Packaging Android from Mac OSX - nope

I’ve been developing on PC (but on OSX now for the tl;dr-inclined folks) for awhile now. I’ve been with UE4 since 4.0; I am very familiar by now with packaging to Android and iOS and the setup involved, dev or distribution. I’ve always used an old Macbook Pro for building to iOS, as cumbersome as that is (it barely opened the engine).

So I’ve now switched to a Mac Pro for all dev work and building to Android/iOS. All-in-one, baby.

But, :frowning:

After installing Java and AndroidWorks, I get the wonderful “You are missing some required components for Android game creation.” message. I made sure to follow the Quick Start guide like 3 extra times and did a bunch of uninstalling/reinstalling/restarting/crying to no avail.

Running 4.10.4. Built to iOS just fine. Editor recognizes Android devices in Project Launcher but obviously fails to build there.

help plz

Hello,

I have tested packaging an android project on one of our Macs, and it finished successfully with no errors.

  • What OS are you running?
  • Could you briefly run me through the process that you are using to set up for Android development on your Mac?
  • El Capitan
  • Exactly the Quick Start guide.

To recite it off the top of my head:

  • Install Java 7 & 8. And most recent Java. All the Java.
  • Install AndroidWorks via what’s included in the Engine files.

Are you getting this error message in your output log? If so, could you please provide the full output log?

There is no output log. As soon as I hit package, it tells me I don’t have the required components, as if I didn’t have AndroidWorks installed.

Should I just try reinstalling the engine? Seems like an error that shouldn’t be happening if you guys have no problems with this.

Thank you for the additional information. I haven’t run across this error before myself, but I will look into it to determine a solution for you.

In the meantime, you can definitely try a fresh installation to see if that helps. Let me know the results.

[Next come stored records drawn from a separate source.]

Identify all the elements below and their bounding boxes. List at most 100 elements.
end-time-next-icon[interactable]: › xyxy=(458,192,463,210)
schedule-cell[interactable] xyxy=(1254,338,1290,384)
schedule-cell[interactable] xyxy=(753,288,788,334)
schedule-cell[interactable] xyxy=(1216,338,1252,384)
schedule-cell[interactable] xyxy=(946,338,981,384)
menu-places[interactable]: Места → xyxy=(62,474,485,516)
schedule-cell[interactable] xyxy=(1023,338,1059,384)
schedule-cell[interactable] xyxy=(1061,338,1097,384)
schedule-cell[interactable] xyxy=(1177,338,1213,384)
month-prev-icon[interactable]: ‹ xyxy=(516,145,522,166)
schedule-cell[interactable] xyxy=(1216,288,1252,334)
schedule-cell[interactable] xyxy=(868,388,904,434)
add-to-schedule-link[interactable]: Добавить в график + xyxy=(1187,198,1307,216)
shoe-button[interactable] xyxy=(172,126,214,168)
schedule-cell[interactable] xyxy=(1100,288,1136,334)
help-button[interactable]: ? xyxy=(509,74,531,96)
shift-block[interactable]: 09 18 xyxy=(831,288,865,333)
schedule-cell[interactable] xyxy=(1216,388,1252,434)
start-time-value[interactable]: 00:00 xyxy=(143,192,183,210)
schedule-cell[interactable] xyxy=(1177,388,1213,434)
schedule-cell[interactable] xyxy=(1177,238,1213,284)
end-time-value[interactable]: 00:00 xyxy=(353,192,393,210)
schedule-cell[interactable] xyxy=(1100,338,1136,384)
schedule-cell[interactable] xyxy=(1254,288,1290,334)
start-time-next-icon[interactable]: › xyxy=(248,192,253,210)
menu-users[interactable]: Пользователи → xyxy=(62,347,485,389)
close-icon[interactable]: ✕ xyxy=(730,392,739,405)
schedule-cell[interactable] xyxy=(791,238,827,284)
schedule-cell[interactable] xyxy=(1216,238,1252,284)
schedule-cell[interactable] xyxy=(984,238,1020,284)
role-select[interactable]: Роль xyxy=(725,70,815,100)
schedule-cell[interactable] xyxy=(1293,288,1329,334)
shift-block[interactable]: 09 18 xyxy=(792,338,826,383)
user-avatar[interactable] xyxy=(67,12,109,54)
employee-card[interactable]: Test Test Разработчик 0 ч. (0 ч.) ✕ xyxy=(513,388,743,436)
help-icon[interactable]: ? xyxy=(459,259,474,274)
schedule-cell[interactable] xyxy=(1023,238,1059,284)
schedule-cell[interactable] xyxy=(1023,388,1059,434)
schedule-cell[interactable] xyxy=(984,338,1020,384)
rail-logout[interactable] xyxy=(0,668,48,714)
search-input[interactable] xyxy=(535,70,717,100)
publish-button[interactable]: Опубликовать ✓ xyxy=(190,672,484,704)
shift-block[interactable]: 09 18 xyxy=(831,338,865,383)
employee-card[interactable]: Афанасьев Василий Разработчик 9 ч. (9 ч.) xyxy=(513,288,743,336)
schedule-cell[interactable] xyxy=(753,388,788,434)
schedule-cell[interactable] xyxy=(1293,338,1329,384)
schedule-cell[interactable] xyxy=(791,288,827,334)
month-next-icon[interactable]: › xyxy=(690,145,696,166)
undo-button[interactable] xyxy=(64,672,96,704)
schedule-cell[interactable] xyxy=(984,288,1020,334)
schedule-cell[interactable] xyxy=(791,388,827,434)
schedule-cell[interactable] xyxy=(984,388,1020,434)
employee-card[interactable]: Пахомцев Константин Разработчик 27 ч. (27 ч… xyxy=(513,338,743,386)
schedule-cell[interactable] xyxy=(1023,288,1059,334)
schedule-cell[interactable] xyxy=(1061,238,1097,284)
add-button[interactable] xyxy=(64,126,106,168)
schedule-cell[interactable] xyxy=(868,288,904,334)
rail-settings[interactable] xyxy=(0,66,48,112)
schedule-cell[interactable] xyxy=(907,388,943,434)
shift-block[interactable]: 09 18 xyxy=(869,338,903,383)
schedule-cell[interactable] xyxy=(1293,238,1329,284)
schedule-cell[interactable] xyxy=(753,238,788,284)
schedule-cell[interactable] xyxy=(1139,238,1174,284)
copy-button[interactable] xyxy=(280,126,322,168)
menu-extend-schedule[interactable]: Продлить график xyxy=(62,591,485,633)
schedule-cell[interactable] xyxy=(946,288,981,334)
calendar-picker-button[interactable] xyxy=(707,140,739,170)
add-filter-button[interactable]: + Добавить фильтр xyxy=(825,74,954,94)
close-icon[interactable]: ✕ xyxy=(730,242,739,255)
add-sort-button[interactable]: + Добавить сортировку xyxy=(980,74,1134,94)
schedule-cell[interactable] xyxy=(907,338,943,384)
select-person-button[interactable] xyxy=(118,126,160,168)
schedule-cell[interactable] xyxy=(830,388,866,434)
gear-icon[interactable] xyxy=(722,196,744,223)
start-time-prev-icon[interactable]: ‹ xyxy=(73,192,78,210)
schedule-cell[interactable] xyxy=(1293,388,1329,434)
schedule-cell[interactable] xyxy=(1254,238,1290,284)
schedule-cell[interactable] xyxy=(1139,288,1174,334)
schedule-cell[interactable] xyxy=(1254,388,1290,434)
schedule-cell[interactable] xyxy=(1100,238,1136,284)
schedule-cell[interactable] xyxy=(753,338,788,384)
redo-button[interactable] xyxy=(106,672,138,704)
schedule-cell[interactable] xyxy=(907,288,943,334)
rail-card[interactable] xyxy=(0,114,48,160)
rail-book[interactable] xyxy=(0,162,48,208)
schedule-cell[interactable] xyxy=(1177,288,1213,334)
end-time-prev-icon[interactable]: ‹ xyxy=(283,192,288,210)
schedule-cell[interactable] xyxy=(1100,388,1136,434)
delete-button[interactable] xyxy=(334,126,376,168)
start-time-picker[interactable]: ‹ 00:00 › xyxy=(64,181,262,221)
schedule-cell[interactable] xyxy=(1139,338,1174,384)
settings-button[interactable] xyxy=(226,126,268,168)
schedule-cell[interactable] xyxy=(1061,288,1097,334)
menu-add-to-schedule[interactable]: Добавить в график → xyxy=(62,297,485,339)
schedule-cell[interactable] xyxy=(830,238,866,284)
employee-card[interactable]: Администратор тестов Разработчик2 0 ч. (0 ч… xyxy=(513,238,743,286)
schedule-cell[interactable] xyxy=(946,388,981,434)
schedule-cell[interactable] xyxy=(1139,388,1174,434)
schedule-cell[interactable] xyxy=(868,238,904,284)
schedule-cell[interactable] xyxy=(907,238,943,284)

Fresh installation did nothing. Should I try actually purging all UE4 and AndroidWorks files and starting from scratch? Also, does it matter that the project has code as far as packaging to Android from OSX is concerned?

It’s worth a shot to get rid of all the Android-related files and run through the setup again just to ensure that something didn’t go wrong when it was set up the first time.

Did you try to build the code project for Development/Shipping Android before attempting to package?

Hello,

I am marking this topic as resolved for tracking purposes, as we have not heard from you in a few days. If this issue persists, feel free to respond to this thread. For any new issues, please create a new Answerhub topic.

Have a great day

not so fast

When doing a normal build from the Project Launcher, it immediately fails with:

mono: UnrealBuildTool Exception: ERROR: GetBuildPlatform: No BuildPlatform found for Android

I’m gonna see if updating to 4.11.2 does anything.

Turns out the solution was specific to my situation, so not sure if it’ll help many people. But here it is:

I’m using Photon for realtime networking on mobile. For UE4.10+ and Photon 4+ to work together, I needed to use an Android NDK that pre-dated the current version of r11c that gets installed when setting up AndroidWorks. When using r10b or r10e (the easiest ones to find for Mac for some reason), it messes up. Using r10d, however, solved the problem and allowed me to build for Android on OSX. That version was “just right”, and seems to allow building to Android from both Windows and OS X.

If you download r10d for Mac from here: http://pnsurez.blogspot.com/2015/07/download-android-ndk-tools.html and get a finicky .bin file, just remove the extension in the name and click the resulting .exe. It’ll extract the files into your user folder. Move it over to NVPACK (for organizational purposes), and point to it in your NDK selection within Project Settings > AndroidSDK.

Hit the same issue. All the answers so far have been specific to individual solutions, so I had to track down a little further. Spreading the steps around for later searchers.

The sdk setup validation is done via UnrealBuildTool, executed from TargetPlatformManagerModule.cpp :: SetupSDKStatus()

You can iterate a little faster than through the editor: run /Engine/Binaries/DotNET/UnrealBuildTool.exe -validateplatform -platforms=Android

you can add -verbose, but it doesn’t actually print anything useful.

In your IDE, set UnrealBuildTool as the startup project, set the parameters above for launch, and add a breakpoint in UEBuildAndroid.cs :: HasAnySDK()

step through, and you can see what values are actually being used for the validation step, and what it is expecting / what it can’t find.

Epic: it would be nice if -verbose actually printed something useful in this situation.